Gold prices in the nationwide capital plunged beneath Rs 79,000 per 10 grams on Tuesday, weighed by subdued demand from stockists and retailers, in keeping with native market analysts quoted by information company PTI. The 99.9 per cent purity gold fell Rs 550 to Rs 78,950 per 10 grams, towards Monday’s shut at Rs 79,350.
Over the previous year, gold prices have surged by Rs 15,030, or 23.5 per cent, highlighting a big rally pushed by varied financial components.In 2024, home gold prices surged greater than 20 per cent whereas spot gold rose round 26 per cent,” Saumil Gandhi, Senior Analyst of Commodities at HDFC Securities advised PTI.
Gandhi attributed the surge to components such as geopolitical uncertainties, rate of interest cuts by Western central banks, and sturdy demand from each central banks and excessive-internet-price people.
Silver prices see steep drop
Silver prices additionally witnessed a pointy decline, plunging Rs 2,000 to Rs 89,700 per kilogram on Tuesday from Rs 91,700 in the earlier session.

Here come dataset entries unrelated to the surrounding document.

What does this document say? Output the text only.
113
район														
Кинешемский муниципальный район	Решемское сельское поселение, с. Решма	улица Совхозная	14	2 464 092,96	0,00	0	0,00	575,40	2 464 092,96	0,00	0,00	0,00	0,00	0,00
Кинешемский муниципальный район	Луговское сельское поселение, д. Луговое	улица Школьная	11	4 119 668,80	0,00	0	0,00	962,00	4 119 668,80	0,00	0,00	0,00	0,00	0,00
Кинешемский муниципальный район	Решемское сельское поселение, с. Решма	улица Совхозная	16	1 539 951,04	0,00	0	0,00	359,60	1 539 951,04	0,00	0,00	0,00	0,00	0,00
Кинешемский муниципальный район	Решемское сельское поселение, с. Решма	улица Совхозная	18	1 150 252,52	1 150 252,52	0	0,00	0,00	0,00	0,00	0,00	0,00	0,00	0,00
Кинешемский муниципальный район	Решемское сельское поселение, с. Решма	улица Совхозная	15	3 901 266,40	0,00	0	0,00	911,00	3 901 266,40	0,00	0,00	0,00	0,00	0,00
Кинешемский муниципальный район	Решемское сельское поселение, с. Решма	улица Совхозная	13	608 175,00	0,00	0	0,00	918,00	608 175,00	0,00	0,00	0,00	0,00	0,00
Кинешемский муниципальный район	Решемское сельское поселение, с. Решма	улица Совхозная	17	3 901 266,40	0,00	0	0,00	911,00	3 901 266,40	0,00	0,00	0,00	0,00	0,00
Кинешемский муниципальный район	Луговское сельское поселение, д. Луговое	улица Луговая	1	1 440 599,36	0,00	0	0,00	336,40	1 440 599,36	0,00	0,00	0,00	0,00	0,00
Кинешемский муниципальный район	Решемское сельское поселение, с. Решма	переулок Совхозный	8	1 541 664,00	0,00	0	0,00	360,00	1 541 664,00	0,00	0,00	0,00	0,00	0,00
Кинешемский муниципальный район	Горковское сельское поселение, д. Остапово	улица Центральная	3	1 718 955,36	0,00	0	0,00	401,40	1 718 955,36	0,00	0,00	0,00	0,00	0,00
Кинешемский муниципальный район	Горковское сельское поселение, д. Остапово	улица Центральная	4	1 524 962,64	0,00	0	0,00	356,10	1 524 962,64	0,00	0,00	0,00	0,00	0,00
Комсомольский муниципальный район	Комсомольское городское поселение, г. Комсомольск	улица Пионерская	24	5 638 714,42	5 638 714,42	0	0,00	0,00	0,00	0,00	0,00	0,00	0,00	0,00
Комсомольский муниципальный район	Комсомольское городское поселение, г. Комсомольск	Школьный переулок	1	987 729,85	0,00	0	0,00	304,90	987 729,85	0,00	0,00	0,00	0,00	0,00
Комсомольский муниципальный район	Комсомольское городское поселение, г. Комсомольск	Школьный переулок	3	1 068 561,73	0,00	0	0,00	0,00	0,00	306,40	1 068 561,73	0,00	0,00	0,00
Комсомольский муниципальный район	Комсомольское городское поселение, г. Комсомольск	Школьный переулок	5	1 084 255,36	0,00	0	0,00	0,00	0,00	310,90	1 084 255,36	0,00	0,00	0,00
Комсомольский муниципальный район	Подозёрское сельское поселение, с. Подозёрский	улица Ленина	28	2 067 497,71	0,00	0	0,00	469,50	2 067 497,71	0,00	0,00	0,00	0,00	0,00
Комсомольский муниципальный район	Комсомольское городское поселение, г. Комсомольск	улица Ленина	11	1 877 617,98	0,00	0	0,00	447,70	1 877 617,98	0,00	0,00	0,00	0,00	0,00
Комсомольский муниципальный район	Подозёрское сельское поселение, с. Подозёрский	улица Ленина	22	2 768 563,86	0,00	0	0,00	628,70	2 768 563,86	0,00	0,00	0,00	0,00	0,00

Meanwhile, silver contracts for March supply on the Multi Commodity Exchange (MCX) edged up Rs 169, or 0.19 per cent, to Rs 87,700 per kilogram.
Mixed tendencies in futures markets
On the MCX, gold contracts for February supply rose Rs 253, or 0.33 per cent, to Rs 76,513 per 10 grams, displaying slight restoration following Monday’s losses. Jateen Trivedi, VP Research Analyst of Commodity and Currency at LKP Securities, mentioned,”Additionally, thin trading volumes due to the holiday period and New Year celebrations have kept gold prices range-bound, with limited participation from market participants.”
Globally, Comex gold futures gained $4.8 per ounce, or 0.18 per cent, to $2,622.90 per ounce. However, Comex silver futures dipped 0.16 per cent to $29.37 per ounce throughout Asian market hours.
Outlook for bullion
Chintan Mehta, CEO of Abans Holdings, famous that gold prices stay regular as merchants mood expectations for Federal Reserve charge cuts in 2025 following hawkish indicators. The focus now shifts to imminent US financial knowledge, together with the dwelling value index, unemployment claims, and manufacturing PMI, which may present additional path for bullion prices.
Despite low market participation attributable to the vacation season, analysts anticipate gold prices to strengthen as traders steadily improve their publicity. “A delay in additional interest rate cuts could lead to short-term declines, creating opportunities for accumulation,” Mehta added.